Vite, vite, avant qu’il ne soit plus en salle il faut que je vous parle de ce film, ma dernière excellente surprise cinématographique (et elles sont rares, vu mon exigence pour cet art si souvent bafoué, et vu mon inculture surtout…) !
L’histoire n’est pas ici extrêmement originale, ça a déjà été de nombreuses fois relevé - un triangle amoureux, une ambigüité troublante, les affres de la passion et de la jeunesse - mais Xavier Dolan traite tous ces thèmes avec suffisamment de sensibilité, de pudeur, de distance et à la fois d’implication pour signer une deuxième film encore très personnel.
Oui, deuxième film, parce que le réalisateur n’a que 21 ans (il y a de quoi être complexé) et avait déjà ébouriffé Cannes l’année dernière avec J’ai tué ma mère. Depuis celui-ci, la technique s’est affermie, le style et la plastique se sont raffinés, et s‘il continue encore ainsi, vu la qualité amplement supérieure à ce que peuvent faire la majorité de ses ainés, on risque de voir venir de véritables chefs d‘œuvre.
Visuellement, c’est toujours très très étudié : l’on se retrouve ahuri du travail sur la couleur où tous les vêtements, les décors, les objets sont assortis avec soin, réunis de manière à créer des ambiances ou des contrastes plus ou moins marqués, et cela en faisant toujours sens avec l’action. Rien que ça, c’est admirable.
La bande-son aussi, évidemment ! Cet élément souvent relégué au deuxième plan, entre bruitages vulgaires et musique indigente pour combler le vide d’idées… Non, ici chaque son est pesé avec soin, la musique est de grande qualité, variée (de la techno à Dalida en passant par Wagner [forcément il marque des points]) utilisée avec parcimonie, et intelligence bien entendu.
Côté acteurs, Xavier Dolan semble presque aussi bon devant que derrière la caméra, accompagné de la belle Monika Chokri, qui exprime à merveille toutes les tensions et tourments amoureux. On croirait que le rôle de l’éphèbe impalpable a été écrit pour Niels Schneider (et c’est sans doute le cas), prêt à faire fondre n’importe qui. Mais surtout, c’est la complicité, l’entente véritable qui semble exister entre les acteurs qui leur donne tant de profondeur et de vérité. On sent que tourner à dû être un bonheur.
Il faut tout de même noter la brève intervention de Anne Dorval (parfois connue sous le nom de Criquette) qui jouait déjà génialement la mère dans le premier film de Dolan, ici comme un clin d’œil.
D’ailleurs, des clins d’œil, il y en a beaucoup - j’ai failli oublier ! Le jeune réalisateur n’oublie pas ses modèles et ses sources d’inspirations variées comme Cocteau, Pollock, Gropius, le Bahaus, et sans doute encore beaucoup que je n’ai pas remarqué…
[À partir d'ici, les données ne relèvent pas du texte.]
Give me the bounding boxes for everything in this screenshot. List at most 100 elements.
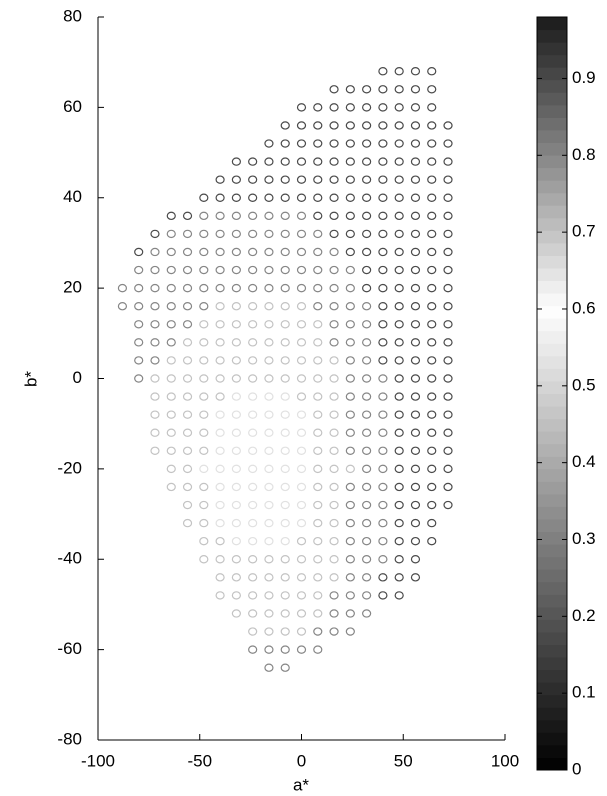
point xyxy=(362,428,372,437)
point xyxy=(117,302,128,311)
point xyxy=(427,356,437,365)
point xyxy=(329,247,339,257)
point xyxy=(264,338,274,347)
point xyxy=(394,320,404,329)
point xyxy=(394,482,404,492)
x-tick-label: -50 xyxy=(187,751,212,770)
point xyxy=(264,302,274,311)
colorbar-band xyxy=(537,305,567,319)
point xyxy=(378,392,388,401)
point xyxy=(378,193,388,202)
point xyxy=(427,500,437,510)
point xyxy=(313,645,323,654)
colorbar-frame xyxy=(536,16,568,771)
point xyxy=(264,555,274,564)
point xyxy=(345,555,355,564)
point xyxy=(329,283,339,293)
point xyxy=(199,338,209,347)
point xyxy=(248,320,258,329)
point xyxy=(410,139,421,148)
point xyxy=(345,229,355,239)
point xyxy=(182,265,193,275)
point xyxy=(362,121,372,130)
point xyxy=(410,67,421,76)
point xyxy=(362,283,372,293)
point xyxy=(394,410,404,419)
point xyxy=(394,157,404,166)
point xyxy=(345,85,355,94)
point xyxy=(182,283,193,293)
point xyxy=(329,85,339,94)
point xyxy=(378,67,388,76)
point xyxy=(329,464,339,474)
point xyxy=(427,392,437,401)
point xyxy=(345,338,355,347)
point xyxy=(248,555,258,564)
point xyxy=(345,591,355,600)
colorbar-band xyxy=(537,180,567,194)
point xyxy=(329,229,339,239)
point xyxy=(215,229,225,239)
point xyxy=(427,229,437,239)
point xyxy=(182,320,193,329)
point xyxy=(248,229,258,239)
colorbar-band xyxy=(537,293,567,307)
point xyxy=(329,392,339,401)
point xyxy=(150,428,160,437)
point xyxy=(264,374,274,383)
point xyxy=(231,591,241,600)
point xyxy=(182,247,193,257)
point xyxy=(248,211,258,221)
point xyxy=(215,573,225,582)
point xyxy=(248,157,258,166)
point xyxy=(394,229,404,239)
point xyxy=(443,374,453,383)
point xyxy=(378,103,388,112)
point xyxy=(264,320,274,329)
point xyxy=(280,627,290,636)
point xyxy=(313,482,323,492)
point xyxy=(182,428,193,437)
point xyxy=(248,374,258,383)
point xyxy=(231,374,241,383)
point xyxy=(394,67,404,76)
point xyxy=(427,302,437,311)
point xyxy=(345,320,355,329)
point xyxy=(362,555,372,564)
point xyxy=(182,500,193,510)
point xyxy=(443,428,453,437)
point xyxy=(313,320,323,329)
colorbar-band xyxy=(537,431,567,445)
point xyxy=(150,302,160,311)
point xyxy=(264,536,274,546)
point xyxy=(215,320,225,329)
point xyxy=(313,428,323,437)
point xyxy=(410,500,421,510)
point xyxy=(182,392,193,401)
y-tick-label: 20 xyxy=(63,278,82,297)
colorbar-band xyxy=(537,205,567,219)
point xyxy=(134,302,144,311)
point xyxy=(215,464,225,474)
point xyxy=(362,320,372,329)
point xyxy=(248,500,258,510)
colorbar-band xyxy=(537,569,567,583)
point xyxy=(215,518,225,528)
point xyxy=(280,663,290,672)
point xyxy=(378,265,388,275)
point xyxy=(248,482,258,492)
colorbar-band xyxy=(537,393,567,407)
point xyxy=(443,338,453,347)
point xyxy=(296,103,307,112)
point xyxy=(264,663,274,672)
point xyxy=(313,265,323,275)
point xyxy=(215,500,225,510)
point xyxy=(394,392,404,401)
point xyxy=(280,265,290,275)
point xyxy=(264,464,274,474)
point xyxy=(296,518,307,528)
point xyxy=(215,356,225,365)
point xyxy=(378,338,388,347)
point xyxy=(345,482,355,492)
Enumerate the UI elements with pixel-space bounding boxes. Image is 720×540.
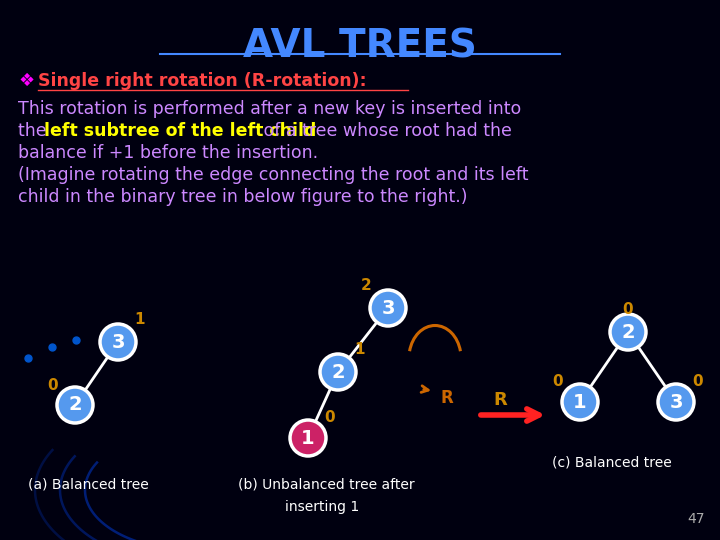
Circle shape bbox=[290, 420, 326, 456]
Text: 2: 2 bbox=[621, 322, 635, 341]
Circle shape bbox=[320, 354, 356, 390]
Text: left subtree of the left child: left subtree of the left child bbox=[44, 122, 316, 140]
Circle shape bbox=[370, 290, 406, 326]
Text: 3: 3 bbox=[382, 299, 395, 318]
Circle shape bbox=[57, 387, 93, 423]
Text: 0: 0 bbox=[623, 302, 634, 318]
Text: inserting 1: inserting 1 bbox=[285, 500, 359, 514]
Text: Single right rotation (R-rotation):: Single right rotation (R-rotation): bbox=[38, 72, 366, 90]
Text: (Imagine rotating the edge connecting the root and its left: (Imagine rotating the edge connecting th… bbox=[18, 166, 528, 184]
Text: 2: 2 bbox=[361, 279, 372, 294]
Text: balance if +1 before the insertion.: balance if +1 before the insertion. bbox=[18, 144, 318, 162]
Circle shape bbox=[610, 314, 646, 350]
Text: 0: 0 bbox=[553, 375, 563, 389]
Circle shape bbox=[100, 324, 136, 360]
Text: the: the bbox=[18, 122, 52, 140]
Text: 3: 3 bbox=[112, 333, 125, 352]
Circle shape bbox=[562, 384, 598, 420]
Text: (b) Unbalanced tree after: (b) Unbalanced tree after bbox=[238, 478, 415, 492]
Text: 2: 2 bbox=[331, 362, 345, 381]
Text: 1: 1 bbox=[135, 313, 145, 327]
Text: AVL TREES: AVL TREES bbox=[243, 28, 477, 66]
Text: This rotation is performed after a new key is inserted into: This rotation is performed after a new k… bbox=[18, 100, 521, 118]
Text: 1: 1 bbox=[573, 393, 587, 411]
Text: 0: 0 bbox=[325, 410, 336, 426]
Text: R: R bbox=[440, 389, 453, 407]
Circle shape bbox=[658, 384, 694, 420]
Text: 0: 0 bbox=[693, 375, 703, 389]
Text: 0: 0 bbox=[48, 377, 58, 393]
Text: 3: 3 bbox=[670, 393, 683, 411]
Text: (c) Balanced tree: (c) Balanced tree bbox=[552, 455, 672, 469]
Text: (a) Balanced tree: (a) Balanced tree bbox=[28, 478, 149, 492]
Text: of a tree whose root had the: of a tree whose root had the bbox=[258, 122, 512, 140]
Text: ❖: ❖ bbox=[18, 72, 34, 90]
Text: 1: 1 bbox=[301, 429, 315, 448]
Text: 2: 2 bbox=[68, 395, 82, 415]
Text: 47: 47 bbox=[688, 512, 705, 526]
Text: child in the binary tree in below figure to the right.): child in the binary tree in below figure… bbox=[18, 188, 467, 206]
Text: 1: 1 bbox=[355, 342, 365, 357]
Text: R: R bbox=[493, 391, 507, 409]
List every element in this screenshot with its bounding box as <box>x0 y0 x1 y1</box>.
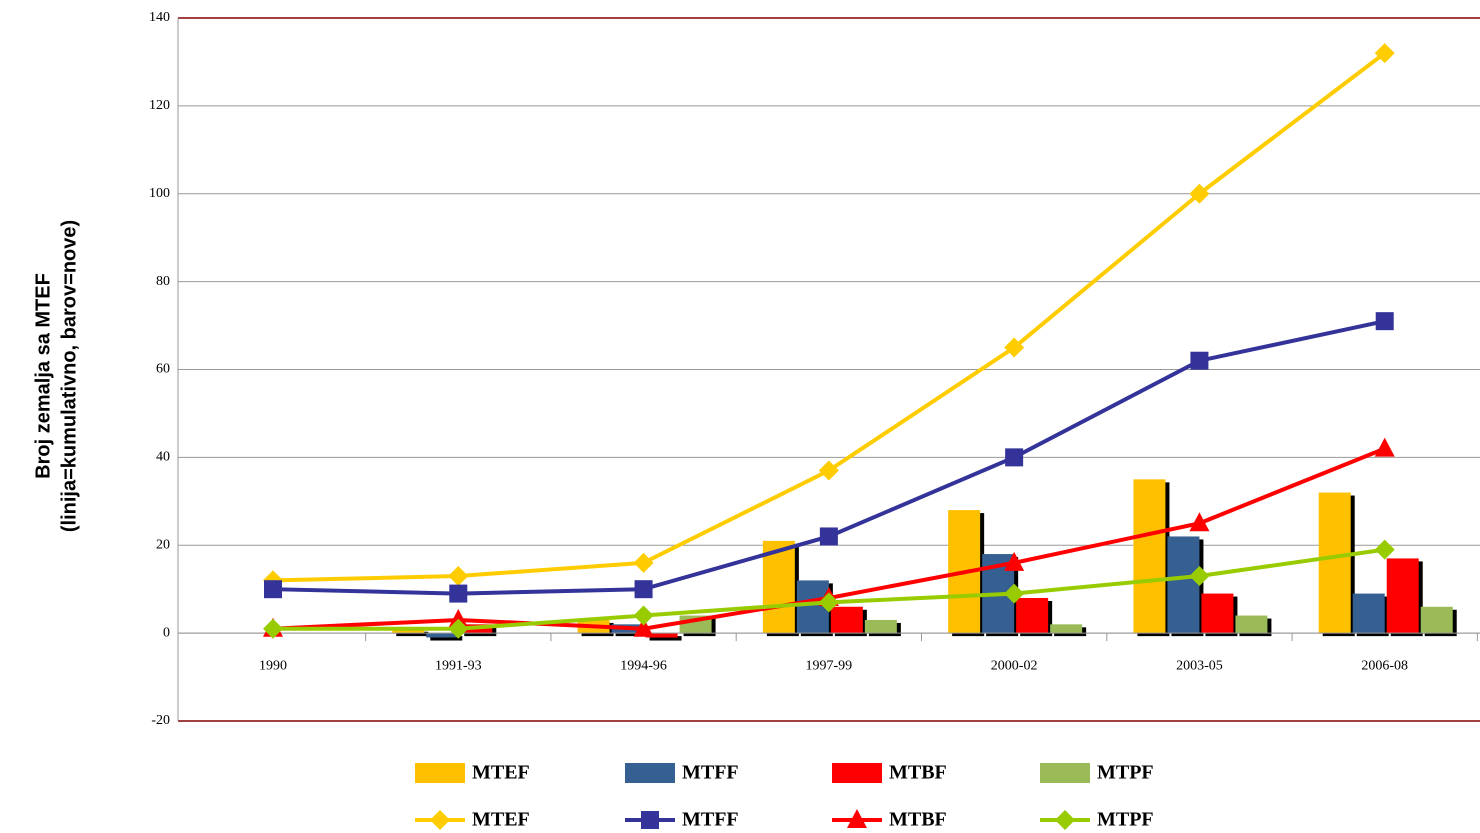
legend-marker <box>641 811 659 829</box>
bar-shadow <box>649 636 682 641</box>
legend-label: MTFF <box>682 809 739 831</box>
line-marker <box>1190 351 1209 370</box>
line-marker <box>1189 183 1210 204</box>
bar <box>1167 536 1200 634</box>
y-tick-label: 40 <box>156 450 170 465</box>
bar <box>830 606 863 634</box>
legend-label: MTEF <box>472 762 530 784</box>
line-marker <box>1004 583 1025 604</box>
line-marker <box>633 617 654 637</box>
bar-shadow <box>396 631 429 637</box>
bar <box>645 633 678 638</box>
bar <box>1352 593 1385 634</box>
line-marker <box>448 566 469 587</box>
line-marker <box>633 552 654 573</box>
bar <box>426 633 459 638</box>
x-tick-label: 1990 <box>259 658 287 673</box>
x-tick-label: 1994-96 <box>620 658 667 673</box>
y-tick-label: -20 <box>151 713 170 728</box>
line-marker <box>1189 512 1210 532</box>
legend-swatch <box>415 763 465 783</box>
line-marker <box>1004 337 1025 358</box>
bar <box>392 628 425 634</box>
legend-label: MTPF <box>1097 762 1154 784</box>
line-marker <box>1189 566 1210 587</box>
y-axis-label: Broj zemalja sa MTEF <box>32 273 54 479</box>
y-tick-label: 20 <box>156 537 170 552</box>
line-marker <box>633 605 654 626</box>
line-marker <box>1374 43 1395 64</box>
x-tick-label: 1991-93 <box>435 658 482 673</box>
legend-swatch <box>832 763 882 783</box>
y-tick-label: 100 <box>149 186 170 201</box>
line-marker <box>818 592 839 613</box>
line-marker <box>448 618 469 639</box>
bar <box>1050 624 1083 634</box>
bar <box>762 540 795 634</box>
line-marker <box>1374 437 1395 457</box>
bar <box>1318 492 1351 634</box>
y-axis-label: (linija=kumulativno, barov=nove) <box>58 220 80 532</box>
x-tick-label: 2000-02 <box>991 658 1038 673</box>
legend-label: MTFF <box>682 762 739 784</box>
line-marker <box>264 580 282 599</box>
legend-label: MTEF <box>472 809 530 831</box>
line-marker <box>1374 539 1395 560</box>
legend-marker <box>430 810 450 830</box>
y-tick-label: 60 <box>156 362 170 377</box>
legend-label: MTBF <box>889 809 947 831</box>
legend-marker <box>1055 810 1075 830</box>
bar <box>864 619 897 634</box>
legend-swatch <box>1040 763 1090 783</box>
x-tick-label: 2006-08 <box>1361 658 1408 673</box>
line-marker <box>1375 312 1394 331</box>
line-marker <box>1005 448 1024 467</box>
y-tick-label: 0 <box>163 625 170 640</box>
x-tick-label: 1997-99 <box>806 658 853 673</box>
y-tick-label: 120 <box>149 98 170 113</box>
line-marker <box>448 608 469 628</box>
bar-shadow <box>430 636 463 641</box>
line-marker <box>819 527 838 546</box>
line-marker <box>1004 551 1025 571</box>
legend-marker <box>847 809 867 828</box>
bar <box>1235 615 1268 634</box>
bar <box>1386 558 1419 634</box>
line-marker <box>263 618 283 639</box>
line <box>272 51 1386 583</box>
line-marker <box>818 460 839 481</box>
line-marker <box>449 584 468 603</box>
legend-label: MTBF <box>889 762 947 784</box>
bar <box>1201 593 1234 634</box>
bar <box>1420 606 1453 634</box>
y-tick-label: 140 <box>149 10 170 25</box>
legend-swatch <box>625 763 675 783</box>
x-tick-label: 2003-05 <box>1176 658 1223 673</box>
y-tick-label: 80 <box>156 274 170 289</box>
line-marker <box>634 580 653 599</box>
bar <box>1133 479 1166 634</box>
bar <box>1016 597 1049 634</box>
legend-label: MTPF <box>1097 809 1154 831</box>
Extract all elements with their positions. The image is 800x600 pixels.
Tout cela agrémenté d’un humour fin mais très efficace (pas seulement à cause de l’accent québécois), une certaine légèreté qui permet à l’œuvre de pas tomber dans le premier degré absolu et maladroit.
La même semaine sortaient Les Amours imaginaires et Kaboom, deux films qui, à en lire seulement les synopsis, parlaient à peu près de la même chose. Il suffit pourtant de regarder les deux bandes-annonces pour déceler le vrai film de la comédie pour ado qui se cherche. Un des deux réalisateur a compris que le cinéma était un Art, que l’on devrait l’aborder de la même manière que l’on va au théâtre, à l’opéra ou au musée ; pas comme on va au stade ou qu‘on allume sa télé.